What does exercise physiology mean to you?
A lot of times I get, “Oh, so you’re going to be a professional trainer,” and although it’s not uncommon for personal trainers to have an exercise physiology degree, I usually explain to them that it’s really a physiology pre-med degree. Personal training, periodization training and weightlifting is just a small piece of the puzzle.
Check out our interview with Lance!
Are there any faculty members that you feel like really helped make sure you were on the right track—who you feel is really championing you?
Oh, I've had a lot of help. Professor Mark Schraf, he's a Chemistry 110 professor here—awesome guy. He was my drum teacher as a kid, and he haphazardly reffed a lot of my hockey games growing up. He does all kinds of things, he's a really hard working guy, and he was there from day one when I started as a nutrition major and he'd invite me into the chemistry learning center where his office is and he'd give me pep talks and I had him as a professor and he helped me a lot too, and he was also really hard on me. But it helped. So he was definitely a huge help for me in the whole process, because I always had him to relate to because he knew me growing up and he could sense that I wanted to work hard.

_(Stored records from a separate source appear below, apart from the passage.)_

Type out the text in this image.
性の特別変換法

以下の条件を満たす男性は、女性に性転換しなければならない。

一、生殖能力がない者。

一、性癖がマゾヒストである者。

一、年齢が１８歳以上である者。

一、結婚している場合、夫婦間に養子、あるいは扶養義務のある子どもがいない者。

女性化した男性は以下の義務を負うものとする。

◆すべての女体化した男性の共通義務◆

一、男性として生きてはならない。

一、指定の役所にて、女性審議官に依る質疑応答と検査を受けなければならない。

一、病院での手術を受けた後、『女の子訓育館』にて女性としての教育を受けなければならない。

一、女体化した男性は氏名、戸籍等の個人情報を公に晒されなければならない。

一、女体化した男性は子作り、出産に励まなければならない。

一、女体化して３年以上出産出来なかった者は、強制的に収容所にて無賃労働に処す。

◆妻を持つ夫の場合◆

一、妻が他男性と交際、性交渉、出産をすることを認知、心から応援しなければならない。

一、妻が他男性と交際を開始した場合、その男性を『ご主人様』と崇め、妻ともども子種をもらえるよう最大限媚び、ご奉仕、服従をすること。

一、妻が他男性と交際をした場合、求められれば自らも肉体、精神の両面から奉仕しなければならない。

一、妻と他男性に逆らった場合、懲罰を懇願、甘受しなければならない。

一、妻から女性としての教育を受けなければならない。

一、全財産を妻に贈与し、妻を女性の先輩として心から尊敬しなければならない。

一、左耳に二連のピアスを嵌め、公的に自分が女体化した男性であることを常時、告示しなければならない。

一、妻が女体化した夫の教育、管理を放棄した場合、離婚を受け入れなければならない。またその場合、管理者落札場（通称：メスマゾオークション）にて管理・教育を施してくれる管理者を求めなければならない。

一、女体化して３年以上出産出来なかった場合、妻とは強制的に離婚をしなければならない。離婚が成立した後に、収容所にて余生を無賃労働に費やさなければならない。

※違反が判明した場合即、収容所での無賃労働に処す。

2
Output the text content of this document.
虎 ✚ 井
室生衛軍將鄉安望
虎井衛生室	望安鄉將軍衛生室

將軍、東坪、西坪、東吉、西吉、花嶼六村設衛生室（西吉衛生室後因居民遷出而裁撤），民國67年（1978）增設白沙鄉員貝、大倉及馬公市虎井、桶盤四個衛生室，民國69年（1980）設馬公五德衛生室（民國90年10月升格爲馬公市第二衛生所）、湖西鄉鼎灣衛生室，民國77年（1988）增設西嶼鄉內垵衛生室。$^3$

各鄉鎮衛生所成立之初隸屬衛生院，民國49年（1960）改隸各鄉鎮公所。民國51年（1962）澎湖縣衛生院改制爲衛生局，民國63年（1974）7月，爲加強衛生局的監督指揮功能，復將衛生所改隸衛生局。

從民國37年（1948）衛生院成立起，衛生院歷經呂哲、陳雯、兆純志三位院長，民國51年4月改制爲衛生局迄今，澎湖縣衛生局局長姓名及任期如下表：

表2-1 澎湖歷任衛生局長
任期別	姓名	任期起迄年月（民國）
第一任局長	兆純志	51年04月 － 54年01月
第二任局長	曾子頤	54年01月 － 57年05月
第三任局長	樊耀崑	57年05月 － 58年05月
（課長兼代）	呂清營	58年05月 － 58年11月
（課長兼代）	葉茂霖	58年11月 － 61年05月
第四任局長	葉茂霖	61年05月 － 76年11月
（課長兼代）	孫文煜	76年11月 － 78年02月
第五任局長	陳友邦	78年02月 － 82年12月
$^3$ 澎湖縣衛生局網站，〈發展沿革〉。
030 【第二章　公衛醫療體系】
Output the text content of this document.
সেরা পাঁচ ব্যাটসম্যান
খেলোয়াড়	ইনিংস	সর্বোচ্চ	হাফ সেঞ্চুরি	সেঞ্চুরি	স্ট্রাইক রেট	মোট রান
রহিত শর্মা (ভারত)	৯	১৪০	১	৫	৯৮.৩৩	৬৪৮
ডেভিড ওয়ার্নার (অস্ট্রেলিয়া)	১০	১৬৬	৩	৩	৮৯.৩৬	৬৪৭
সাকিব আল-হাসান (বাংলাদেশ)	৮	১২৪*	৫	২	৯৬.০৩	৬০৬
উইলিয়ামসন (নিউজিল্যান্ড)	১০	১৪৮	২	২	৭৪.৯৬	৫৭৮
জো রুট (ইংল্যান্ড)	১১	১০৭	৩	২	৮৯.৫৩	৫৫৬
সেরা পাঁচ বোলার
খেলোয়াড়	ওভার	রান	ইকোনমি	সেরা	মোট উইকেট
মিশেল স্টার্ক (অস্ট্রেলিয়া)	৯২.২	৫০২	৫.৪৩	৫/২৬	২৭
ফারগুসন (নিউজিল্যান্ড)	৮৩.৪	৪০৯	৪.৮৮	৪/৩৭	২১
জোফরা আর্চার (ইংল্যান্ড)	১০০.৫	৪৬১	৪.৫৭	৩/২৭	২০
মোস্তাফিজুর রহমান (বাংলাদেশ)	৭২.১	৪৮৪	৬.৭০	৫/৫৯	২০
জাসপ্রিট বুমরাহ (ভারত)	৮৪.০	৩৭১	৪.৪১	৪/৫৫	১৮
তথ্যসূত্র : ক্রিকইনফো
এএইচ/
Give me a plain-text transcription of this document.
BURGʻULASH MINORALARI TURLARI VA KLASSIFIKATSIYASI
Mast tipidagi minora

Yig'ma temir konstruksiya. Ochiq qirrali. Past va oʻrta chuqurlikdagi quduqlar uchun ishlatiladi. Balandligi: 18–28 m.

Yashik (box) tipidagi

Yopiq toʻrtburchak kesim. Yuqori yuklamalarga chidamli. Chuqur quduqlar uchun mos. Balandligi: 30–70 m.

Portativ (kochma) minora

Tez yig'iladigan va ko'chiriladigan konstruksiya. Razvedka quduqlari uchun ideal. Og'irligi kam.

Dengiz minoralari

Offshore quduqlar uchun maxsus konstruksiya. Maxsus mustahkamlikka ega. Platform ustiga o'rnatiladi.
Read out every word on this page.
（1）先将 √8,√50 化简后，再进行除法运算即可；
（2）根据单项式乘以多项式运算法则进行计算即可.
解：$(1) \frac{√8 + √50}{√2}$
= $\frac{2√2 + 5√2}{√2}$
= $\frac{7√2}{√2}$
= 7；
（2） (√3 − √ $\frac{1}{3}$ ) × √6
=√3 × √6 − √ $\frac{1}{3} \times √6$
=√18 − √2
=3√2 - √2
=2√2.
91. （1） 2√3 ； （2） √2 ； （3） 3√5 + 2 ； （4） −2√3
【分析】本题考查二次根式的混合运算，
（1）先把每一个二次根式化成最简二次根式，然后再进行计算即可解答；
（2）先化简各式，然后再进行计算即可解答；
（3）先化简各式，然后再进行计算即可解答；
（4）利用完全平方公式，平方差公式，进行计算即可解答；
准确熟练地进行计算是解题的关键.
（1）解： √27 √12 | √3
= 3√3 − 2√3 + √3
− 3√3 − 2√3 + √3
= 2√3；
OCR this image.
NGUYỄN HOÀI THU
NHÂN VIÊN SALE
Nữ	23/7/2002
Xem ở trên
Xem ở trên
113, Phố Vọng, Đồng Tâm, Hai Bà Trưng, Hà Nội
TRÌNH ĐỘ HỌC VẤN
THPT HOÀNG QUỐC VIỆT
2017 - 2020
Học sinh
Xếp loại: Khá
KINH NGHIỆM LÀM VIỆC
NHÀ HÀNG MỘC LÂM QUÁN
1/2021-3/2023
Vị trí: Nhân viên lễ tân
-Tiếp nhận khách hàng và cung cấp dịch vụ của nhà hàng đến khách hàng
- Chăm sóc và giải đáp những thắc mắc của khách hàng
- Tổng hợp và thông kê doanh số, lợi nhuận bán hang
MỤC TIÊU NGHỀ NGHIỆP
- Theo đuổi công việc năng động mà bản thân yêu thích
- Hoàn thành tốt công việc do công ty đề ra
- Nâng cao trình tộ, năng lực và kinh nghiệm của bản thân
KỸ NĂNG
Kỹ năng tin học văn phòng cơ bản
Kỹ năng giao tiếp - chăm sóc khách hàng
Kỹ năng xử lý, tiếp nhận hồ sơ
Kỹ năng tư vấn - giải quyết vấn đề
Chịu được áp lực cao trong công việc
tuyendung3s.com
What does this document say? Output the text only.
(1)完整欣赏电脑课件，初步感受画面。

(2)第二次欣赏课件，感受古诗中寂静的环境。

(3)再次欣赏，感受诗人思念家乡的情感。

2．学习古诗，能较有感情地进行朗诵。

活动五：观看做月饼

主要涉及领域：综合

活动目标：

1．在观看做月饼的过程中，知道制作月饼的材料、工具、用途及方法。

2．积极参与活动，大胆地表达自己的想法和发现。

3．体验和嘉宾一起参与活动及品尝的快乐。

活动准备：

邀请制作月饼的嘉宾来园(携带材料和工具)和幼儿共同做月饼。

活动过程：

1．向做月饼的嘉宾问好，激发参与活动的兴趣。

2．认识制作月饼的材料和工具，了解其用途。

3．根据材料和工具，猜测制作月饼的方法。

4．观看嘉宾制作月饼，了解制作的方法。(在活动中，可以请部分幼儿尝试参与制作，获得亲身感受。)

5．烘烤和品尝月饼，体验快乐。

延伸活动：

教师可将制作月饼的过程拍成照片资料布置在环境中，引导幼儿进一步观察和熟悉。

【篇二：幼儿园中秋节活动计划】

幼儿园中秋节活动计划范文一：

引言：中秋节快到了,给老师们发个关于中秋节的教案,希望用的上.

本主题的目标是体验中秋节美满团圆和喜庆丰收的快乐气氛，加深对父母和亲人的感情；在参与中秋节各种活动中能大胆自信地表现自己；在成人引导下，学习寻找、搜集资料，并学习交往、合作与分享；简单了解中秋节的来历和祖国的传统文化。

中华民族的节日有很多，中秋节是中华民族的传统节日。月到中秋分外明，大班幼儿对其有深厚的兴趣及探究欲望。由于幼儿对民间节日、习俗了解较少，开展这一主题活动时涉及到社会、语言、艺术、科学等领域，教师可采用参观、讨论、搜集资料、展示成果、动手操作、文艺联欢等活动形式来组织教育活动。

And then of course Dr. Olfert—huge help. Since I've been into his lab the last year, I feel like Dr. Olfert's probably taught me more about being in this field, research, he's taught me how to speak vocally, through writing, he's taught me how to critically analyze and think. He's been a huge help. So those are kind of my second and third dads, I guess. And of course, Dr. Bryner and Dr. Chantler, my advisor, they've also been a huge help.